1960年以降の作品は、形の簡素化はさらに進んでいったように見えます。しかし、それが抽象的になったとは見えません。では具象と言えるかというと、対象を写すことをやめているので何とも言えません。また、記号として操作のツールにしているかというと、その形は記号のような自明性、つまり、誰が見ても、記号が表わしているものが分かるということにもなっていないのです。例えば「瓜」という作品。形は楕円で、色も実際の瓜の色を考慮せずに個々の瓜の色を塗り分けている作品です。これが瓜であると分かるのは、題名が瓜だからです。また、「はぜ紅葉」という作品では、鳥のまわりに赤や橙、そして緑の平面を配置して、この題名から紅葉であることを想像することになりますが、この鳥の周囲を紅葉した葉と見るのは、そう言われないと分かりません。しかし、この作品は、おそらくその風景を想像させる作品であるということなのでしょう。似たような作品に「若葉」というのもあります。

「揚羽蝶と百日草」という作品。1950年代の「鬼百合と揚羽蝶」の蝶は単純化されて図案のように、それなりに洗練されていましたが、この作品の揚羽蝶は、そういう洗練とは違う、画面に動きを作るような効果を計算したということもない。こういうのをヘタウマと評したらいいのでしょうか。落語家の5代目古今亭志ん生が晩年に、高座で居眠りを始めたのを観客が芸だと持てはやしたのと同じような味わいというものでしょうか。「泉」という作品などは、一見深遠に見えたりしますが、そういう周囲の人たちがもてはやして、それらしい体裁を保っていると、私には見えます。
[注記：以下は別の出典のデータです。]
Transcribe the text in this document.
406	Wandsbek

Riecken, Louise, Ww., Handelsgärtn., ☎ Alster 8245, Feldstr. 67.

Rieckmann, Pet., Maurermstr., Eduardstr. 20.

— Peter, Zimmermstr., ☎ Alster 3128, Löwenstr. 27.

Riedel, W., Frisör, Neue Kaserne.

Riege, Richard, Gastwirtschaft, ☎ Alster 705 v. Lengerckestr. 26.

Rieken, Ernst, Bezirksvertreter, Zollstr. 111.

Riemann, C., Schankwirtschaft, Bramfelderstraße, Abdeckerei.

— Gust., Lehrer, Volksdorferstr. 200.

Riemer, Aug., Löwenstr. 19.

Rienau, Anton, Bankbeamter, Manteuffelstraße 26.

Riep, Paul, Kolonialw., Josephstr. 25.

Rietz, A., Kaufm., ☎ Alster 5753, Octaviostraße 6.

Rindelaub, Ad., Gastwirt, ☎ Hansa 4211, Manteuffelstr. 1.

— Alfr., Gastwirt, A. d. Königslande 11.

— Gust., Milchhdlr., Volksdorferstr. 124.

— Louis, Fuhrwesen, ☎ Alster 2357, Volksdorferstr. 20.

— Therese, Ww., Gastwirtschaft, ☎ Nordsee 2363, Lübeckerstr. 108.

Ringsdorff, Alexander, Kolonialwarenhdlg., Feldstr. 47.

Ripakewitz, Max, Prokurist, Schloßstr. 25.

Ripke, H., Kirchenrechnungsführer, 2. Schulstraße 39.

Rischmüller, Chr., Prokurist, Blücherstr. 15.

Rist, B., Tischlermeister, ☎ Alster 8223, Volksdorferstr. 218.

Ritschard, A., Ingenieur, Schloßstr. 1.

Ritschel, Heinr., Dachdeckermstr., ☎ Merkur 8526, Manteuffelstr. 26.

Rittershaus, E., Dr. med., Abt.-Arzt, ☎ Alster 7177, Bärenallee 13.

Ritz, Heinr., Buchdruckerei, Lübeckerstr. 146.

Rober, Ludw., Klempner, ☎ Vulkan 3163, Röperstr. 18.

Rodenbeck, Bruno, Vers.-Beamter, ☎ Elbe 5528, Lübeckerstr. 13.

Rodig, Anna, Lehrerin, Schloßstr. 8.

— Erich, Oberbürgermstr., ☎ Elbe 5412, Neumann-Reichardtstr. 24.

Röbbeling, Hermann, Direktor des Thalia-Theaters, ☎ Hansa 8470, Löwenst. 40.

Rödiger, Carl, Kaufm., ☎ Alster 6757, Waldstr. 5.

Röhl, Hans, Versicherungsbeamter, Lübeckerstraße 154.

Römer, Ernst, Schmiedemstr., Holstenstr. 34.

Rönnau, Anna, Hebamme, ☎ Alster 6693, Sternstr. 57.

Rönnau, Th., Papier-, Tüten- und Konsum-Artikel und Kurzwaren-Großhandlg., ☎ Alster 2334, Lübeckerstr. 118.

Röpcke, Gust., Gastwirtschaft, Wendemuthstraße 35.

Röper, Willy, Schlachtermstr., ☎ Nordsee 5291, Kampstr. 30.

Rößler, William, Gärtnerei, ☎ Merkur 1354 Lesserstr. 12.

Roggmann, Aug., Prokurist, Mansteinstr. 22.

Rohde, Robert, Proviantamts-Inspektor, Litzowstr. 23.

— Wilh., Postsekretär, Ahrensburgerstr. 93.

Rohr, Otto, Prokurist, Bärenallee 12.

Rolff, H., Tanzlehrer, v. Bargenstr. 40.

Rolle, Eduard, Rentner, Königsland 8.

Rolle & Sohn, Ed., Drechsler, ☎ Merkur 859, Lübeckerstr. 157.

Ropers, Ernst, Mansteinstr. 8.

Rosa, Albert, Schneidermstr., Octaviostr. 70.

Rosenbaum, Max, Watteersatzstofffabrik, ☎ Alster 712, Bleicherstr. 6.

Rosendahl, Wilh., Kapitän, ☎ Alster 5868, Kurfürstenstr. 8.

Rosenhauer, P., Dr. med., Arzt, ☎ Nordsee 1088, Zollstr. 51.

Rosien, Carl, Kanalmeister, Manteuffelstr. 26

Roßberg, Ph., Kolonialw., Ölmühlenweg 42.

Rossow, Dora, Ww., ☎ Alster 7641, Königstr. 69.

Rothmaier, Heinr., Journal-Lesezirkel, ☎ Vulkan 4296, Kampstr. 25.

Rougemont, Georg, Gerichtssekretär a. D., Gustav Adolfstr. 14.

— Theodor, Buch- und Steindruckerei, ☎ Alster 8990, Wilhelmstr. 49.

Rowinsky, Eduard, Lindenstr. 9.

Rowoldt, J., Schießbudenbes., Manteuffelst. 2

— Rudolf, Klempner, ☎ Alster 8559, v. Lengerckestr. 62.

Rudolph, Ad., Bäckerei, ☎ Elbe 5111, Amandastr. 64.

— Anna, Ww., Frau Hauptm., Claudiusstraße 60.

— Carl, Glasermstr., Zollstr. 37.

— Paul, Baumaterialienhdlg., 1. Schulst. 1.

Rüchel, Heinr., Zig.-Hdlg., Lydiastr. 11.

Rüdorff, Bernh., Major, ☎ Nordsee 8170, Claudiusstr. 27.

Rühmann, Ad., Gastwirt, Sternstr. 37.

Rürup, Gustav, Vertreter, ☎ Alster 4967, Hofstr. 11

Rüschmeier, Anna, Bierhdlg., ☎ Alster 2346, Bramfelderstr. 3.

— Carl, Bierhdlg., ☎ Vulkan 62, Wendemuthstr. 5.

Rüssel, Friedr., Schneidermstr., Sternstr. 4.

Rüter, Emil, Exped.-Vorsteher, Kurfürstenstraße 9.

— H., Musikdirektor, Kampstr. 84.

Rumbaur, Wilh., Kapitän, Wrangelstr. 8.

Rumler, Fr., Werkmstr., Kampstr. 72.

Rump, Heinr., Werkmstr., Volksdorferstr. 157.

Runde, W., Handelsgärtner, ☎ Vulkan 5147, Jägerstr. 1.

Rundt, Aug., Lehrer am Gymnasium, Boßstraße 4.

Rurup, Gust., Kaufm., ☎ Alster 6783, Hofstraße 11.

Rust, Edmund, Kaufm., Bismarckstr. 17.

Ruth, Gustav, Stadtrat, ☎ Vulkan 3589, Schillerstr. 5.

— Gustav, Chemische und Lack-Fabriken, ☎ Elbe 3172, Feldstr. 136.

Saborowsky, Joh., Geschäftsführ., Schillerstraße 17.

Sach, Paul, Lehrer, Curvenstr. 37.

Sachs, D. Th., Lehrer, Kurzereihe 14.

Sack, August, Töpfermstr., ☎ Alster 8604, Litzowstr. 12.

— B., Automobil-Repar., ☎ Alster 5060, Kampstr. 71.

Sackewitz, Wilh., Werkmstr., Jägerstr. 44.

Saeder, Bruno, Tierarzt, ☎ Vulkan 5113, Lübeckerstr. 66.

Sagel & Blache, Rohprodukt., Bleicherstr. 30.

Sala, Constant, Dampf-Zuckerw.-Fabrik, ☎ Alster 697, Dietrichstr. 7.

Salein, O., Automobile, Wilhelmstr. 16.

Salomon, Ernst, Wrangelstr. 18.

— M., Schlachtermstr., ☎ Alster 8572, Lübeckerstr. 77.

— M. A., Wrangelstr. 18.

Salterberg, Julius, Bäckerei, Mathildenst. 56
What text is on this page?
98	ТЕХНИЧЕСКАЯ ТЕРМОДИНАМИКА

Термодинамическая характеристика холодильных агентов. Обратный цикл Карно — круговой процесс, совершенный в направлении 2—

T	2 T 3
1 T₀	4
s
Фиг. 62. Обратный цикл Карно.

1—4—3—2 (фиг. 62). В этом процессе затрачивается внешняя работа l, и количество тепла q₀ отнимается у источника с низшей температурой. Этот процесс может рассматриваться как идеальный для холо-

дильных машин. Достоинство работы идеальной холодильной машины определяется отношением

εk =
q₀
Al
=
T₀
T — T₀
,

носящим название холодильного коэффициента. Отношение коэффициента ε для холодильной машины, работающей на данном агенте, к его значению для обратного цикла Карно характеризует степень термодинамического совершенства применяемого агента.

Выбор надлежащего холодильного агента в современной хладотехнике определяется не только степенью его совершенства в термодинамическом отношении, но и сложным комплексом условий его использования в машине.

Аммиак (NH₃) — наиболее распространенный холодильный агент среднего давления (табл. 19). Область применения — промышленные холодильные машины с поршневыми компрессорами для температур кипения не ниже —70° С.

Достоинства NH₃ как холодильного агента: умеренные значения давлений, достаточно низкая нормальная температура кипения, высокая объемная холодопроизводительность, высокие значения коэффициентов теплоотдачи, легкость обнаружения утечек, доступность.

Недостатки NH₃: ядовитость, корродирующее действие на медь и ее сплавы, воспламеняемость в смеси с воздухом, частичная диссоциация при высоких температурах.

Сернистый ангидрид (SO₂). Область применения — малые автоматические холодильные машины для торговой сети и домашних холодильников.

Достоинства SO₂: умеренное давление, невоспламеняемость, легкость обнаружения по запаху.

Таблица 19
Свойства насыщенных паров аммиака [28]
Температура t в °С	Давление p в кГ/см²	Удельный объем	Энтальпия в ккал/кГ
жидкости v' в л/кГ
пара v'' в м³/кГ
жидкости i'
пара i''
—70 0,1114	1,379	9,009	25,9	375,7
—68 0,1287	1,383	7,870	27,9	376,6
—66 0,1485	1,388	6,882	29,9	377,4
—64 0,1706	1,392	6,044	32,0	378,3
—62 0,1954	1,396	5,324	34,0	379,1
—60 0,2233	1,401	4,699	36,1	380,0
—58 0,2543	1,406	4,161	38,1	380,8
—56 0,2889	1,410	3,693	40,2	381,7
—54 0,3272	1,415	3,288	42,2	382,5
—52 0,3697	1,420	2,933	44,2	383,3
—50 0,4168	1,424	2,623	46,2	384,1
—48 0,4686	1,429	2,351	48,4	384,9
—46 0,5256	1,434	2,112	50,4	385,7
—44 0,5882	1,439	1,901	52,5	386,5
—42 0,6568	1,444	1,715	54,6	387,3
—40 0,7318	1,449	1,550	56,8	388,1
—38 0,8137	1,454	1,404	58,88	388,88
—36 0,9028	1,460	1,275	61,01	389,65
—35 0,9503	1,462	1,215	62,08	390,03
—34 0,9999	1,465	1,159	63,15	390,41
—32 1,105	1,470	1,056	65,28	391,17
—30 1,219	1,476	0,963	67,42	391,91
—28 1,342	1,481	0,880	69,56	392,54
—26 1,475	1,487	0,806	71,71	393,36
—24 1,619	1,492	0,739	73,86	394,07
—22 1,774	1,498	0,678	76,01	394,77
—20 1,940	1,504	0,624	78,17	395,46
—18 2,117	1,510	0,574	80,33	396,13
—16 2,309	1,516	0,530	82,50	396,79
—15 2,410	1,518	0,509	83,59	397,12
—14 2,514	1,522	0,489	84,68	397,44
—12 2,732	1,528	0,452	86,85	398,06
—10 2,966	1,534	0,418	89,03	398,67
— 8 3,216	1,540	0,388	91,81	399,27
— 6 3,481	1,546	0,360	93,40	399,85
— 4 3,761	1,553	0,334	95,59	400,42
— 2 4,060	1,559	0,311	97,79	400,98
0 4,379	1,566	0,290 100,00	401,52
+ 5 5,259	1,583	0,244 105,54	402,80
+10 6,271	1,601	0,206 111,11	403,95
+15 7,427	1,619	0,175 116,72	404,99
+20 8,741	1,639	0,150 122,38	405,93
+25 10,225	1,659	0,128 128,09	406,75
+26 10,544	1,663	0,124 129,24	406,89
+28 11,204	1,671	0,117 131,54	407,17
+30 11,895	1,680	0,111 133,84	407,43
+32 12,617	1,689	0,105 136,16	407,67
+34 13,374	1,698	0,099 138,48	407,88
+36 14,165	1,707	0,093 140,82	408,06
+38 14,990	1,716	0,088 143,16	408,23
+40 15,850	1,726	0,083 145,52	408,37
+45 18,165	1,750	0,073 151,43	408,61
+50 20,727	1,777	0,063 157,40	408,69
というわけで、熊谷守一というブランドイメージに沿ったような作品には、もともと魅かれていなかったので、否定的なコメントを重ねることになってしまいました。私の偏見であることは否定しません。この展覧会では、その偏見を引っくり返すことはできませんでした。ただし、熊谷の絵画について、それなりのストーリーを持てたこと、この展覧会の収穫であったと思います。